The French/Indian "wannabe," Pierre Falaise, who did turn out to have Native American ancestry, became Welch's Marseille contact and gets effusive thanks in the back of the book.
"He would show us sites and Xerox things out of the old newspapers that were in the archives there," says Welch. "He just facilitated everything so that our trips to Marseilles were very easy and very productive."
While Sherman Alexie writes the most glowing blurb on the dust jacket, the most intriguing blurb is by Annie Dillard. "Fools Crow is one of the greatest, most absorbing novels of mainstream American literature," writes Dillard about his earlier work. "It's absurd to stick it on a 'Native American' reservation."
And how does Welch feel about Dillard's shrewd assessment of such literary marginalization?

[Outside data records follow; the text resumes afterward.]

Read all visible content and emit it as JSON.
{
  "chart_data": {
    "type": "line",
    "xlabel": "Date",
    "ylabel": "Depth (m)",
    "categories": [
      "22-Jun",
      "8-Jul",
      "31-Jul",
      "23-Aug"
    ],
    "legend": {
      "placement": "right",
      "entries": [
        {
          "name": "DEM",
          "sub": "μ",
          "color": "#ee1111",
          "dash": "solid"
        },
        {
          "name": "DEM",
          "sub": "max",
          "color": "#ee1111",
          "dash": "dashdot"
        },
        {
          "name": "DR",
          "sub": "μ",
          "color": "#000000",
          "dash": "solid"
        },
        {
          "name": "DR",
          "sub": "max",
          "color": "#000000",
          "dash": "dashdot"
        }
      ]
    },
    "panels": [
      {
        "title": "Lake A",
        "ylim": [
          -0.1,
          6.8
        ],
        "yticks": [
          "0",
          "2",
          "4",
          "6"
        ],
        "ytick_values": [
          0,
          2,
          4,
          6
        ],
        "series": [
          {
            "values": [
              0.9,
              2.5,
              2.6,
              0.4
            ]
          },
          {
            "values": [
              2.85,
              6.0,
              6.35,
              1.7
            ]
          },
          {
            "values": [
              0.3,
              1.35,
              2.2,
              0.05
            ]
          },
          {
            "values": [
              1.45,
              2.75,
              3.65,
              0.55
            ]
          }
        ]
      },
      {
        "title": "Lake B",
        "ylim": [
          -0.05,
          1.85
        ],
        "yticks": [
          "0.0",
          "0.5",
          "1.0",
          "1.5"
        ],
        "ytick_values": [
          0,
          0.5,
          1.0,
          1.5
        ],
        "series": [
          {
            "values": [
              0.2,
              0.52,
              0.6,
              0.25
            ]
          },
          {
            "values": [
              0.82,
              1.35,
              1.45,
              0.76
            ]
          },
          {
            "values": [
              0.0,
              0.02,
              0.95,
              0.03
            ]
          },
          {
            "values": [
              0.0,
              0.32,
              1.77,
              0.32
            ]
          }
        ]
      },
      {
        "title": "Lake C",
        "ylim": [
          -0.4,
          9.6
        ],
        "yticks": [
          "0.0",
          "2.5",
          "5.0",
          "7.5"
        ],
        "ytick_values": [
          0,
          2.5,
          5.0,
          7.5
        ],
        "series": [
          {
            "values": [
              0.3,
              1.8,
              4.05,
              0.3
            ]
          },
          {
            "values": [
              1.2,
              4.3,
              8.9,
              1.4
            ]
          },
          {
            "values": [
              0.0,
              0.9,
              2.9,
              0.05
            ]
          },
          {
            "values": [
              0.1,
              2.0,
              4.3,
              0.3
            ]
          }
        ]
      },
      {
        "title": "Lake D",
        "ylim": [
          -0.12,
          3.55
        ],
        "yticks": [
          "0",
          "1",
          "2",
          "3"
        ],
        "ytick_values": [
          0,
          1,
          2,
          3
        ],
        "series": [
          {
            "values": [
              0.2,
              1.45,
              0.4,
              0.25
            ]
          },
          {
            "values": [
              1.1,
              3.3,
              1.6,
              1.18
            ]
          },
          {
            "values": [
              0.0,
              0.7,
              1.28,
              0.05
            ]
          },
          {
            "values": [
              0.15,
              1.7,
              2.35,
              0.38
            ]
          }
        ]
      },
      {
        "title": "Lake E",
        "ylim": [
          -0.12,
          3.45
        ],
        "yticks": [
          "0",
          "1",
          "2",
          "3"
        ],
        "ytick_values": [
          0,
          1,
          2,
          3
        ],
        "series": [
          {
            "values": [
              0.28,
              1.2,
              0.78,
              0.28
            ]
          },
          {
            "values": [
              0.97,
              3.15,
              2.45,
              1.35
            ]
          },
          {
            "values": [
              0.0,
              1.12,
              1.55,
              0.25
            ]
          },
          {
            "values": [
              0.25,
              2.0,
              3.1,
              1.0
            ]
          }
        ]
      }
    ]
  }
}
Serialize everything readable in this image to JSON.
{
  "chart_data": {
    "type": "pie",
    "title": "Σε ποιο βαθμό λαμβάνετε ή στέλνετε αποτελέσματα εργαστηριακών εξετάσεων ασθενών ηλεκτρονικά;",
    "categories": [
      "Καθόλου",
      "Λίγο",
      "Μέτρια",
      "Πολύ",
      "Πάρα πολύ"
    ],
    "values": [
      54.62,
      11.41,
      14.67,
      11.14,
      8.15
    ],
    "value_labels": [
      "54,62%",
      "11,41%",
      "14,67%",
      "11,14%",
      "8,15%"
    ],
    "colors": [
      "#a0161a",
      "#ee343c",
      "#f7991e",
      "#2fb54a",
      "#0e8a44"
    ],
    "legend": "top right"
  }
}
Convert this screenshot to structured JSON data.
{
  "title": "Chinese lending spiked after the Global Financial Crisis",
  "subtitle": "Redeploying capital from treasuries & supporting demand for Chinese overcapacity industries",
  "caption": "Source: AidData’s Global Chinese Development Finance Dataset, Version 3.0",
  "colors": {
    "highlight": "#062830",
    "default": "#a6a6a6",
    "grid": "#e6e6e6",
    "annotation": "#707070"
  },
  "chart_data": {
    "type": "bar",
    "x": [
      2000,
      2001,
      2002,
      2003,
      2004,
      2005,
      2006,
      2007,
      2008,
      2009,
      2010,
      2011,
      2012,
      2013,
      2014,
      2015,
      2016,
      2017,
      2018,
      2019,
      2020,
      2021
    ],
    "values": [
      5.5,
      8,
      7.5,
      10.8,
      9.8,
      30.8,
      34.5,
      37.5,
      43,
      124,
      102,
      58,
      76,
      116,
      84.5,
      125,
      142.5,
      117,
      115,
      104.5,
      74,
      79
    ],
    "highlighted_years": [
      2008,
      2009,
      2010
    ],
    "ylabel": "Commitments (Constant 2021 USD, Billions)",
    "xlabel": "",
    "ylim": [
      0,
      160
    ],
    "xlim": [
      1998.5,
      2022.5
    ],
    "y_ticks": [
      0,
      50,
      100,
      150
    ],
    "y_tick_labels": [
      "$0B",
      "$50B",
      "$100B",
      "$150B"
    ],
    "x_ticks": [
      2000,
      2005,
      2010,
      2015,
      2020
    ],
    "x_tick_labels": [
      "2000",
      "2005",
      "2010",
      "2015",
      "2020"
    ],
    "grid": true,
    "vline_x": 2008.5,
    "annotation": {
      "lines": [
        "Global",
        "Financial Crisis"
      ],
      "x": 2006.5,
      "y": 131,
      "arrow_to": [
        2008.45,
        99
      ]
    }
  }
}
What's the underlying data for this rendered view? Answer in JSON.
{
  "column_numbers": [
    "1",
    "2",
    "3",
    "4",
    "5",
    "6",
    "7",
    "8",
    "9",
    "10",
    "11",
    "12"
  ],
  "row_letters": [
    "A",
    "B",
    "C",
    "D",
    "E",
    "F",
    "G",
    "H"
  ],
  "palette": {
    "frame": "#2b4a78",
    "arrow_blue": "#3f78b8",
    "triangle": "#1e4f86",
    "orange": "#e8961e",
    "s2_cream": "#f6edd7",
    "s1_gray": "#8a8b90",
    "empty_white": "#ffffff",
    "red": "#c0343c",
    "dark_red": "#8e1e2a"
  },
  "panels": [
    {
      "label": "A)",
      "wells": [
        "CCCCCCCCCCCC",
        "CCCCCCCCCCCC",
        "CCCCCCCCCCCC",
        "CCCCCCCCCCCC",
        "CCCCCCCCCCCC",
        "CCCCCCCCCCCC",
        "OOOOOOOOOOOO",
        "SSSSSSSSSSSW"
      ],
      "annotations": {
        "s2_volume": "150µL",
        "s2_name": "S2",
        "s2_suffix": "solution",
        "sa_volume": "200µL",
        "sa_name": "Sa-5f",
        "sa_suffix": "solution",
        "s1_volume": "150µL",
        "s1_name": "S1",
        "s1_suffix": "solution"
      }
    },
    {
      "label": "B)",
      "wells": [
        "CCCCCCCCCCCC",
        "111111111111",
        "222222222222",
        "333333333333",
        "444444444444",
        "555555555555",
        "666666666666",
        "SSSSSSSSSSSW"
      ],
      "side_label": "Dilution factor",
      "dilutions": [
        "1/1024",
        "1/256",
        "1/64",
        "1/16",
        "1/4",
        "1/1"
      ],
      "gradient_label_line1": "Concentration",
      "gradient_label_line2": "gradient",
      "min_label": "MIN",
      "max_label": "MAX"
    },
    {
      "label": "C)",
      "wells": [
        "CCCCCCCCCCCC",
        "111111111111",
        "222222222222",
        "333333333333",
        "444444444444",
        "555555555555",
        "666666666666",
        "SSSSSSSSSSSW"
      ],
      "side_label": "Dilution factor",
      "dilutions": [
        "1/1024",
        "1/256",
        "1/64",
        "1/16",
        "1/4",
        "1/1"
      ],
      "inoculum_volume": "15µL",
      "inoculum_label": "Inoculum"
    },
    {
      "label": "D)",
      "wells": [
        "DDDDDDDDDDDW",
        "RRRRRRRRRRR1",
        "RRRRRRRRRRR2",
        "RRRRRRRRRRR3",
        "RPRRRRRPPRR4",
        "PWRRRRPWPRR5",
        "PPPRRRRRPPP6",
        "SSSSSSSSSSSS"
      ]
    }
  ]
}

"Indians are still stuck away in the 'Indian literature' section, but I've been around long enough so that my novels are mostly in the general fiction section now," says Welch. "Still, most people, most reviewers, and even some critics have a tendency to say this is Indian literature, this is not mainstream literature. When they talk about it that way, I think that really does demean the books, and I think it demeans the people too because that implies that Indians don't have universal experiences, that Indians aren't human beings like everybody else. So I just wish they'd quit that. I think it's finally starting to happen to a certain extent, but it's not happening fast enough for everybody."
If the success of The Heartsong of Charging Elk is any indication, books by Welch, Alexie and others are embraced by readers who simply crave something well-crafted, evocative and compelling. With numerous positive reviews in all the right publications, Welch jokes, "I've had huge crowds at some of my readings, and I'm even selling some books."
Which bodes well toward the continuation of Charging Elk's adventures in a future novel. "I am working toward a sequel," says Welch. "I want to bring Charging Elk up through the two World Wars and probably up to his death. The way I've got it figured, he probably dies in the '50s. I just really want to do some work with his descendents, but more than anything, to bring his remarkable life to an end."